In my future plans I will buy some accessory for the speedlights (mobile softboxes) to use them outside too. We do not have an empty room in our house to use it for an studio flash system (my three children would kill me).

Another question please:

The only speedlights I used in the last years were the internal of my 7D and the Canon ring-flashlight for my 100mm Macro. I do normally available light fotography (amateur quality). So I tried to use my 550EX speedlight yesterday - after a couple of years for the first time again. 
But I am not satisfied with the brightness of the shots. They are much to dark. 
No changes have been made on the speedlights or Cams settings. Both (6D and 7D) have these problems. 
But: If I move the switch from the "wireless" controller from off to "master", the exposure is clearly better (brighter).
And if I raise the head of the speedlight to flash indirectly, the exposure is correct.
Is this just my user ignorance, or might there be an hardware problem?

Daniela

Oh, and my husband told me to study English, not to learn how to become an better photographer.... machismo :


----------



## Mt Spokane Photography (Jun 25, 2014)

daniela said:


> Thanks for your replies!
> Maybe the best thing would be to start with the 430 Speedlight and train to use the speedlights in M mode. Then, when trained, Iwill buy some third party speedlights to use them for better lighting.
> 
> In my future plans I will buy some accessory for the speedlights (mobile softboxes) to use them outside too. We do not have an empty room in our house to use it for an studio flash system (my three children would kill me).
> ...


 
Your English is fine, I understand it well.

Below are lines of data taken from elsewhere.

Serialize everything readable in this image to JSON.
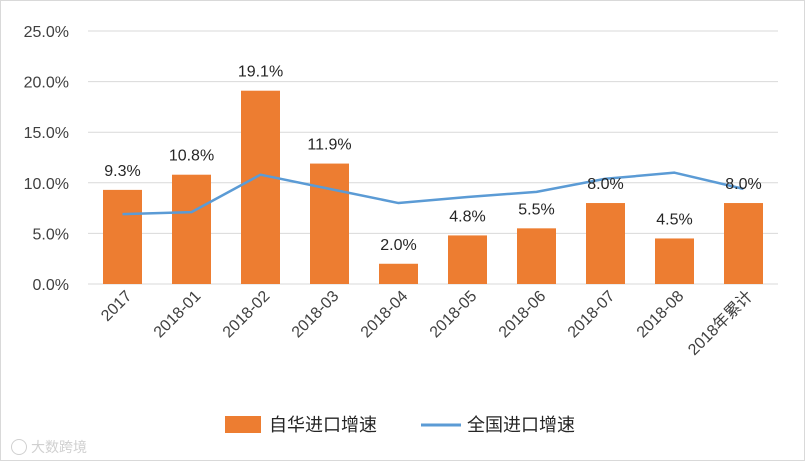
{
  "chart_data": {
    "type": "bar",
    "categories": [
      "2017",
      "2018-01",
      "2018-02",
      "2018-03",
      "2018-04",
      "2018-05",
      "2018-06",
      "2018-07",
      "2018-08",
      "2018年累计"
    ],
    "series": [
      {
        "name": "自华进口增速",
        "kind": "bar",
        "values": [
          9.3,
          10.8,
          19.1,
          11.9,
          2.0,
          4.8,
          5.5,
          8.0,
          4.5,
          8.0
        ],
        "labels": [
          "9.3%",
          "10.8%",
          "19.1%",
          "11.9%",
          "2.0%",
          "4.8%",
          "5.5%",
          "8.0%",
          "4.5%",
          "8.0%"
        ],
        "color": "#ED7D31"
      },
      {
        "name": "全国进口增速",
        "kind": "line",
        "values": [
          6.9,
          7.1,
          10.8,
          9.4,
          8.0,
          8.6,
          9.1,
          10.4,
          11.0,
          9.4
        ],
        "color": "#5B9BD5"
      }
    ],
    "ylim": [
      0,
      25
    ],
    "yticks": [
      0,
      5,
      10,
      15,
      20,
      25
    ],
    "ytick_labels": [
      "0.0%",
      "5.0%",
      "10.0%",
      "15.0%",
      "20.0%",
      "25.0%"
    ],
    "grid": true,
    "legend_position": "bottom",
    "title": "",
    "xlabel": "",
    "ylabel": ""
  },
  "watermark": "大数跨境"
}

The Camera settings can affect flash exposure a lot. Don't use Av, for example until you understand what its doing, or you may get unexpected results.
When you set the on camera switch to Master, the camera is measuring the light and sending the proper setting to the off camera flash. (It should be set to "slave".

Its not uncommon to have to adjust flash compensation to brighten or darken exposures. It depends a lot on the lighting. Indirect off the ceiling bounce light usually looks better than direct light, and the camera often computes a different exposure for it. I see that as well.

We have some pretty good experts on flash photography here, but the website http://www.strobist.blogspot.com/ contains reliable information from a accomplished expert.


----------



## daniela (Jun 25, 2014)

Mt Spokane Photography said:


> daniela said:
> 
> 
> > Thanks for your replies!
> ...



MUCH THANKS!
I will read in the evening.


----------



## IMG_0001 (Jun 26, 2014)

In P mode (on the camera), the camera will expose the foreground correctly but the background will remain dark. In Av and Tv, the camera will do a normal exposure even if the flash fires, so the flash fills the foreground but all is correctly exposed. If you were shooting P, it might be that bounced light gave a lightter background, providing a more uniform exposure. There may also be different flash compensation settings for master and single flash in the camera and flash menus.


----------